X_scaled = scaler_ice.transform(X)

gp_ice_y_prob = gp_ice.predict_proba(X_scaled)

modis_y_prob = np.zeros((cloud_mask_flag.shape)) 
modis_y_prob[row,col] = gp_ice_y_prob[:,1]

plot_y_prob(modis_y_prob, 'Probability of ice clouds')

png

Conclusions

In this notebook, I summarized my first attempt of using machine learning Gaussian processes to develop a cloud phase and multilayer cloud classification algorithm for MODIS. GP give good results on the training and test datasets. Unfortunetly it appears that it is not the best approach to use in production since Gaussian processes approach becomes very slow when the size of the training dataset increases (which will be necessary if I want to add new input features such the surface type, more MODIS bands, etc). So

What are the pro(s) of Gaussian Processes ?

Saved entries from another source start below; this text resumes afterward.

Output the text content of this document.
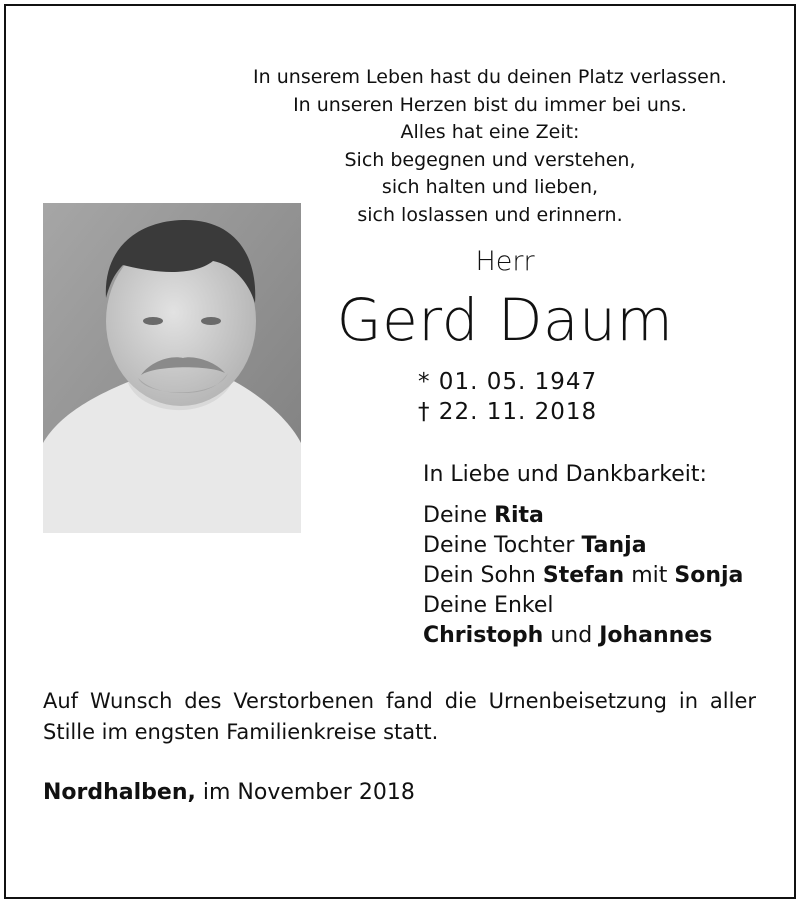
In unserem Leben hast du deinen Platz verlassen.
In unseren Herzen bist du immer bei uns.
Alles hat eine Zeit:
Sich begegnen und verstehen,
sich halten und lieben,
sich loslassen und erinnern.
Herr
Gerd Daum
* 01. 05. 1947
† 22. 11. 2018
In Liebe und Dankbarkeit:
Deine Rita
Deine Tochter Tanja
Dein Sohn Stefan mit Sonja
Deine Enkel
Christoph und Johannes
Auf Wunsch des Verstorbenen fand die Urnenbeisetzung in aller Stille im engsten Familienkreise statt.
Nordhalben, im November 2018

  • Easy to train (not a lot of hyperparamters)

What are the con(s) of Gaussian Processes ?

  • Very slow to make a new prediction ('lazy learning': use the entire training dataset to make a prediction)

What do we learned ?

Even if GP is not the best suited approach, I learned a bunch of things that will be used in the future notebooks:

  • cloud phase and mutlialyer cloud classification is a multi-label problem not a multi-class problem (1 vs all strategy not 1 vs 1 to train ML models).
  • how to scale and homogenize the data.
  • how to vectorize MODIS cloudy pixels to apply a ML model.

What is the next step ?

  • I will try the same approach but using a deep neural network instead, that will be presented in the next jupyter notebook.